Get ready for this election’s “October Surprise.” In a Senate election cycle that favors the GOP, the Democrats are so far out-performing predictions and holding strong.
They are in position to win in races in Arizona, Ohio, Maryland, Nevada, Pennsylvania and Wisconsin, while trailing in a tight race in Montana.
Republicans, meanwhile, are stunned to be raising money to defend what they thought were safe seats in Florida and Texas. Both are surprisingly close contests.
Last week, the reliable Cook Political Report wrote that Democrats are “defying political gravity” in Senate races, Until last week, they had 51 Senate seats as lean, likely or currently held by Democrats. They have now shifted Montana to a likely Republican pickup.
Last week, the RealClear Politics average of polls had Democrats leading senate races in six of seven key races.
The October surprises extend to House races.
Last week, the Cook Political Report had 24 seats in the House rated as a toss-up.

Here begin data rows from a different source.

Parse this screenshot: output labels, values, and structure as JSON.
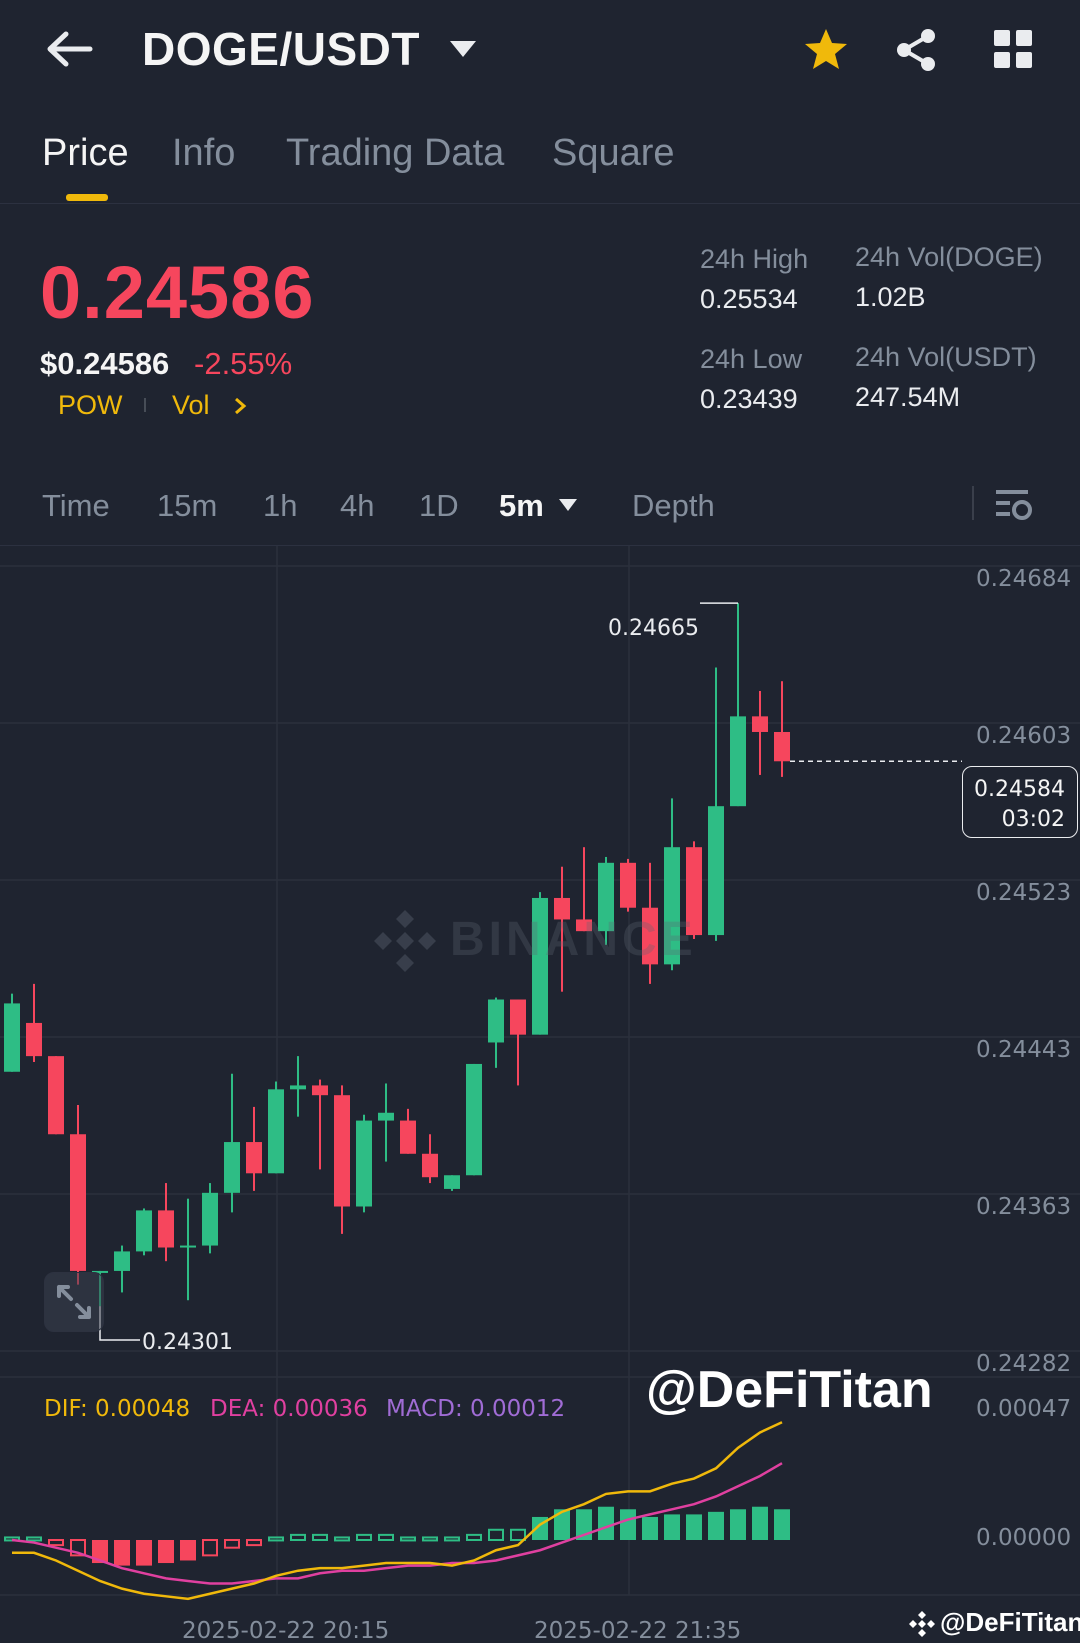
{
  "header": {
    "title": "DOGE/USDT",
    "icons": [
      "back-arrow-icon",
      "caret-down-icon",
      "star-icon",
      "share-icon",
      "grid-icon"
    ],
    "star_color": "#f0b90b"
  },
  "tabs": [
    {
      "label": "Price",
      "active": true
    },
    {
      "label": "Info",
      "active": false
    },
    {
      "label": "Trading Data",
      "active": false
    },
    {
      "label": "Square",
      "active": false
    }
  ],
  "ticker": {
    "last_price": "0.24586",
    "usd_price": "$0.24586",
    "change_pct": "-2.55%",
    "tag_pow": "POW",
    "tag_vol": "Vol",
    "price_color": "#f6465d"
  },
  "stats": {
    "high_label": "24h High",
    "high_value": "0.25534",
    "low_label": "24h Low",
    "low_value": "0.23439",
    "vol_base_label": "24h Vol(DOGE)",
    "vol_base_value": "1.02B",
    "vol_quote_label": "24h Vol(USDT)",
    "vol_quote_value": "247.54M"
  },
  "intervals": {
    "items": [
      "Time",
      "15m",
      "1h",
      "4h",
      "1D",
      "5m",
      "Depth"
    ],
    "active": "5m"
  },
  "chart_data": {
    "type": "candlestick",
    "interval": "5m",
    "y_ticks": [
      "0.24684",
      "0.24603",
      "0.24523",
      "0.24443",
      "0.24363",
      "0.24282"
    ],
    "ylim": [
      0.24268,
      0.24708
    ],
    "x_ticks": [
      "2025-02-22 20:15",
      "2025-02-22 21:35"
    ],
    "high_marker": "0.24665",
    "low_marker": "0.24301",
    "last_price": "0.24584",
    "countdown": "03:02",
    "up_color": "#2ebd85",
    "down_color": "#f6465d",
    "candles": [
      {
        "o": 0.24425,
        "h": 0.24465,
        "l": 0.24425,
        "c": 0.2446
      },
      {
        "o": 0.2445,
        "h": 0.2447,
        "l": 0.2443,
        "c": 0.24433
      },
      {
        "o": 0.24433,
        "h": 0.24433,
        "l": 0.24393,
        "c": 0.24393
      },
      {
        "o": 0.24393,
        "h": 0.24408,
        "l": 0.24316,
        "c": 0.24323
      },
      {
        "o": 0.24323,
        "h": 0.24323,
        "l": 0.24305,
        "c": 0.24323
      },
      {
        "o": 0.24323,
        "h": 0.24336,
        "l": 0.24312,
        "c": 0.24333
      },
      {
        "o": 0.24333,
        "h": 0.24355,
        "l": 0.24331,
        "c": 0.24354
      },
      {
        "o": 0.24354,
        "h": 0.24368,
        "l": 0.24328,
        "c": 0.24335
      },
      {
        "o": 0.24335,
        "h": 0.2436,
        "l": 0.24308,
        "c": 0.24336
      },
      {
        "o": 0.24336,
        "h": 0.24368,
        "l": 0.24332,
        "c": 0.24363
      },
      {
        "o": 0.24363,
        "h": 0.24424,
        "l": 0.24353,
        "c": 0.24389
      },
      {
        "o": 0.24389,
        "h": 0.24407,
        "l": 0.24364,
        "c": 0.24373
      },
      {
        "o": 0.24373,
        "h": 0.2442,
        "l": 0.24373,
        "c": 0.24416
      },
      {
        "o": 0.24416,
        "h": 0.24433,
        "l": 0.24402,
        "c": 0.24418
      },
      {
        "o": 0.24418,
        "h": 0.24421,
        "l": 0.24375,
        "c": 0.24413
      },
      {
        "o": 0.24413,
        "h": 0.24418,
        "l": 0.24342,
        "c": 0.24356
      },
      {
        "o": 0.24356,
        "h": 0.24403,
        "l": 0.24353,
        "c": 0.244
      },
      {
        "o": 0.244,
        "h": 0.24419,
        "l": 0.24379,
        "c": 0.24404
      },
      {
        "o": 0.244,
        "h": 0.24406,
        "l": 0.24383,
        "c": 0.24383
      },
      {
        "o": 0.24383,
        "h": 0.24393,
        "l": 0.24368,
        "c": 0.24371
      },
      {
        "o": 0.24365,
        "h": 0.24372,
        "l": 0.24364,
        "c": 0.24372
      },
      {
        "o": 0.24372,
        "h": 0.24429,
        "l": 0.24372,
        "c": 0.24429
      },
      {
        "o": 0.2444,
        "h": 0.24463,
        "l": 0.24427,
        "c": 0.24462
      },
      {
        "o": 0.24462,
        "h": 0.24462,
        "l": 0.24418,
        "c": 0.24444
      },
      {
        "o": 0.24444,
        "h": 0.24517,
        "l": 0.24444,
        "c": 0.24514
      },
      {
        "o": 0.24514,
        "h": 0.2453,
        "l": 0.24466,
        "c": 0.24503
      },
      {
        "o": 0.24503,
        "h": 0.2454,
        "l": 0.24497,
        "c": 0.24497
      },
      {
        "o": 0.24497,
        "h": 0.24535,
        "l": 0.2449,
        "c": 0.24532
      },
      {
        "o": 0.24532,
        "h": 0.24534,
        "l": 0.24507,
        "c": 0.24509
      },
      {
        "o": 0.24509,
        "h": 0.24532,
        "l": 0.2447,
        "c": 0.2448
      },
      {
        "o": 0.2448,
        "h": 0.24565,
        "l": 0.24477,
        "c": 0.2454
      },
      {
        "o": 0.2454,
        "h": 0.24543,
        "l": 0.24493,
        "c": 0.24495
      },
      {
        "o": 0.24495,
        "h": 0.24632,
        "l": 0.24492,
        "c": 0.24561
      },
      {
        "o": 0.24561,
        "h": 0.24665,
        "l": 0.24561,
        "c": 0.24607
      },
      {
        "o": 0.24607,
        "h": 0.2462,
        "l": 0.24577,
        "c": 0.24599
      },
      {
        "o": 0.24599,
        "h": 0.24625,
        "l": 0.24576,
        "c": 0.24584
      }
    ]
  },
  "macd": {
    "dif_label": "DIF: 0.00048",
    "dea_label": "DEA: 0.00036",
    "macd_label": "MACD: 0.00012",
    "dif_color": "#f0b90b",
    "dea_color": "#e040a0",
    "macd_color": "#a06cd5",
    "y_ticks": [
      "0.00047",
      "0.00000"
    ],
    "ylim": [
      -0.00025,
      0.0005
    ],
    "dif": [
      -5e-05,
      -5e-05,
      -8e-05,
      -0.00012,
      -0.00016,
      -0.00019,
      -0.00021,
      -0.00022,
      -0.00023,
      -0.00021,
      -0.00019,
      -0.00017,
      -0.00014,
      -0.00012,
      -0.00011,
      -0.00011,
      -0.0001,
      -9e-05,
      -9e-05,
      -9e-05,
      -0.0001,
      -8e-05,
      -4e-05,
      -2e-05,
      6e-05,
      0.00011,
      0.00014,
      0.00018,
      0.00019,
      0.00019,
      0.00022,
      0.00024,
      0.00028,
      0.00036,
      0.00042,
      0.00046
    ],
    "dea": [
      0.0,
      -1e-05,
      -3e-05,
      -5e-05,
      -8e-05,
      -0.00011,
      -0.00013,
      -0.00015,
      -0.00016,
      -0.00017,
      -0.00017,
      -0.00016,
      -0.00015,
      -0.00015,
      -0.00013,
      -0.00012,
      -0.00012,
      -0.00011,
      -0.0001,
      -0.0001,
      -9e-05,
      -9e-05,
      -8e-05,
      -6e-05,
      -4e-05,
      -1e-05,
      2e-05,
      5e-05,
      8e-05,
      0.0001,
      0.00012,
      0.00014,
      0.00017,
      0.00021,
      0.00025,
      0.0003
    ],
    "hist": [
      1e-05,
      1e-05,
      -2e-05,
      -6e-05,
      -9e-05,
      -0.0001,
      -0.0001,
      -9e-05,
      -8e-05,
      -6e-05,
      -3e-05,
      -2e-05,
      1e-05,
      2e-05,
      2e-05,
      1e-05,
      2e-05,
      2e-05,
      1e-05,
      1e-05,
      1e-05,
      2e-05,
      4e-05,
      4e-05,
      9e-05,
      0.00012,
      0.00012,
      0.00013,
      0.00012,
      9e-05,
      0.0001,
      0.0001,
      0.00011,
      0.00012,
      0.00013,
      0.00012
    ]
  },
  "watermark": {
    "text": "BINANCE"
  },
  "overlay": {
    "handle": "@DeFiTitan"
  },
  "footer": {
    "brand": "@DeFiTitan"
  }
}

That is good news for Democrats because there are 19 House seats now held by Republicans in which most voters backed President Biden in 2020. Those congressional districts are fertile ground for Democrats to win.
And that leads to a potentially bigger surprise: History tells us that most Americans cast straight party-line votes. Voters standing by Democrats in House and Senate races in swing states that will decide the outcome of the race for the White House are open to voting with the Democrat at the top of the ticket.
That means the Democrats’ presidential candidate, Vice President Kamala Harris, is in line to get a boost from the success of the party’s down-ballot candidates. That rising likelihood also extends to another swing state, North Carolina. The governor’s race there features an extreme GOP candidate.
A strong victory for the Democrat in the North Carolina gubernatorial race again has the potential to increase the number of voters open to voting for other moderate Democrats, including Harris at the top of the ticket.
The prospect of a strong showing for Democrats in congressional races also creates the potential for Harris to realistically say how she can achieve real change and move beyond the currently polarized, do-nothing politics in Washington.
In last week’s debate, Harris was challenged when she promised to sign a law to protect abortion rights.
Former President Trump, her GOP rival, said an abortion rights bill has no chance to get to Harris’s desk because there are not enough votes in Congress to pass it. He also said there is no need to ask him if he will sign a right-wing bill ending all abortion rights because he does not see enough votes to pass that bill.
Similarly, Trump criticized Democrats now in the White House, the Biden-Harris administration, for trying to offer student loan relief based on executive action because that bill could not get through the current, polarized Congress.
Trump tried to hammer the Biden-Harris administration for not going around Congress to close the border to people coming across illegally.
Harris responded that Congress had a bipartisan border security bill ready to pass to deal with illegal immigration, but it died when Trump ordered GOP senators to kill it.
Demonizing immigrants and attacking Democrats in Congress and the White House as responsible for illegal immigration remains Trump’s primary avenue for political claims that Democrats fail to solve problems.
There is frustration with Congress among voters favoring Democrats, too. They want Congress to pass bills to protect voting rights, reform laws that allow police brutality and establish ethics rules for the Supreme Court. All those legislative efforts have been blocked, even though Democrats hold a thin majority in the Senate.
Meanwhile, Republicans under the Trump administration changed Senate rules on Supreme Court nominations to allow for the confirmation of three justices, who voted to end constitutional protection of federal abortion rights by upending nearly 50 years of established law under Roe v. Wade.
After last week’s presidential debate, polls showed Harris had dominated Trump.
She won a victory in the eyes of about two-thirds of voters contacted in flash polls done by Newsweek and CNN.
But two undecided voters from Pennsylvania, a couple in their 70s, told The New York Times that while they were impressed with Harris’s tax and economic plans, they wanted to know whether “she can get them through Congress.”
That fit with the nearly one-third of voters who told a New York Times-Siena poll they want to know more about Harris and the “biggest question on their minds, the poll found, was what her plans and policies would be.”
Any plan proposed by Harris to move the country forward will first have to deal with the paralyzing division on Capitol Hill and beyond the bitter partisan divide that now defines presidential politics.
The prospect of Democrats pulling off a surprise by holding their majority in the Senate while gaining a majority in the House opens the door to a surprise in the presidential vote.
And there is the chance for even more important surprises for the nation’s progress.
An “October Surprise” of Democratic strength in congressional races will also create fertile political ground on Capitol Hill for Harris to see honest, bipartisan debate of her plans and the potential for them to pass both houses and become law.
Juan Williams is an author and a political analyst for Fox News Channel.